Note that most of the lowest Durbin-Watson statistics came with the seasonal dummy group included, supporting the hypothesis that this set of dummies did not properly capture the actual seasonality of the demand for pork; the introduction of the seasonal dummies might have deleted some but not all of the seasonal variation, leaving a serially correlated pattern in the residuals. While the equation was probably better off with the seasonal dummies than without, a better knowledge of the meat industry before estimation might have allowed a more sophisticated seasonal pattern to be chosen. Even using only intercept dummies, for example, a better overall fit might have been obtained by using only one seasonal dummy (D4, equal to one in the fourth quarter and zero otherwise). To make such a switch (or to drop one of the seasonal dummies while keeping the others) on the sole basis of the attached estimations would be a mistake, however, because the hypothesis would be tested on the same data set from which it was developed.

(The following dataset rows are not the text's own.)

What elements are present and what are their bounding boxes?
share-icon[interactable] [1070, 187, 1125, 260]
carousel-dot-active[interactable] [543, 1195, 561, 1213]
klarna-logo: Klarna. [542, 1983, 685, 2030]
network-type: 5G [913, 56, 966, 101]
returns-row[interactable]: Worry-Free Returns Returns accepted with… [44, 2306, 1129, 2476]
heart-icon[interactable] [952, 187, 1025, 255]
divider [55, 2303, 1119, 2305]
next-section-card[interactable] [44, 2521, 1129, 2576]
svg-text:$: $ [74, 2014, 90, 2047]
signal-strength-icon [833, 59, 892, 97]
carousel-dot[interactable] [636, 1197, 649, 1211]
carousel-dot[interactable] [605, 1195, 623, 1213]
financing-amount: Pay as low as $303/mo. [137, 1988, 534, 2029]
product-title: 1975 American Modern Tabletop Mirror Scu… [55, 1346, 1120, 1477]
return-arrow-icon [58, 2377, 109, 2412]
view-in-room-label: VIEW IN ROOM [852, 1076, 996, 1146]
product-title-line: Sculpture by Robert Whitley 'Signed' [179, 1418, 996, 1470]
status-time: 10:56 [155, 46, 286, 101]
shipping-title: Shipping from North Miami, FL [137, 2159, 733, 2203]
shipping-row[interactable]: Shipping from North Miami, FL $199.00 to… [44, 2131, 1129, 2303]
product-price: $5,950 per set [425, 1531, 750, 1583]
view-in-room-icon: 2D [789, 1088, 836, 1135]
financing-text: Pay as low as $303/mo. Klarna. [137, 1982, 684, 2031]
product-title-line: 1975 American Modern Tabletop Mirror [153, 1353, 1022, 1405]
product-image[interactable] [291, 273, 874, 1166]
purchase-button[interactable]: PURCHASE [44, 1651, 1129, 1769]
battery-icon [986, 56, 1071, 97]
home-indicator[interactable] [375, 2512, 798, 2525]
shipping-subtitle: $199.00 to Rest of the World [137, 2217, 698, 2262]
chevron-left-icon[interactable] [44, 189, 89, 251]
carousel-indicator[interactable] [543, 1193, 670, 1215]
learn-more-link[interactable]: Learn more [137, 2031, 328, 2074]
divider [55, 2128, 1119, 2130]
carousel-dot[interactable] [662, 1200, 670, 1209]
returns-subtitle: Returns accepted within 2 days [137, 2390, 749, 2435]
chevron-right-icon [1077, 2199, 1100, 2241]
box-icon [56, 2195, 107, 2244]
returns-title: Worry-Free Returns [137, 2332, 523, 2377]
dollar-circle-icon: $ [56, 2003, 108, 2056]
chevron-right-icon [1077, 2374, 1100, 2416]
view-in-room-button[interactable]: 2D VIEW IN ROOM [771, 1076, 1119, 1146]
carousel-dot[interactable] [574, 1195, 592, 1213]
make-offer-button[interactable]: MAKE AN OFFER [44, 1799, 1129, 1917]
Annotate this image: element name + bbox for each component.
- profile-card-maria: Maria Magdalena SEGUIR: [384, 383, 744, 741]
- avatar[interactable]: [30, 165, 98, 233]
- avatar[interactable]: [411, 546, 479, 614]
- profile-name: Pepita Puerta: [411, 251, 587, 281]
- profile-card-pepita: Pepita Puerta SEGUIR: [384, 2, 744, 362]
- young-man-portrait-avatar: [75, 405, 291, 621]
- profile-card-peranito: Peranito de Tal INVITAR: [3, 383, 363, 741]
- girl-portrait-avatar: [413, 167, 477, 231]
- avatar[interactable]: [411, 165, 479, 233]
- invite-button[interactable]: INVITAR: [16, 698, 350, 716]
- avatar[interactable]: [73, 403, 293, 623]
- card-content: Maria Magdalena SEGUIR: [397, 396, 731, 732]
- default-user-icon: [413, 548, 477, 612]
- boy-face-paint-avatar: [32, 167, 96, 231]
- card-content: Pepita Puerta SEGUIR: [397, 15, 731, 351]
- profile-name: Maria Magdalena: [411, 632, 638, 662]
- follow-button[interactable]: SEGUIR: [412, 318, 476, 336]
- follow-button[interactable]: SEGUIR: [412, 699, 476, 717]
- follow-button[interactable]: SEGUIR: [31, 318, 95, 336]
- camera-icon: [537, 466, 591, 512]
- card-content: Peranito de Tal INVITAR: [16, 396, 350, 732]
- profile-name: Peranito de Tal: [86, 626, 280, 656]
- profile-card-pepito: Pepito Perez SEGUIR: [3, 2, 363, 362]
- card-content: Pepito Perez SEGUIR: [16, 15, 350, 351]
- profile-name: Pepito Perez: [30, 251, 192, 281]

Finally, note that some of the Durbin-Watson statistics were greater than two when PROPK was included in the regression. This result almost surely occurred because the resulting equation included both demand-side and supply-side variables, and the residuals were no longer the residuals of just the demand-side equation. This result is one of many reasons that most econometricians go to great lengths to avoid including such a production variable in a demand-side equation. In a sense, production acts like a dominant variable; its relationship to the dependent variable is strong but is definitional with little economic content.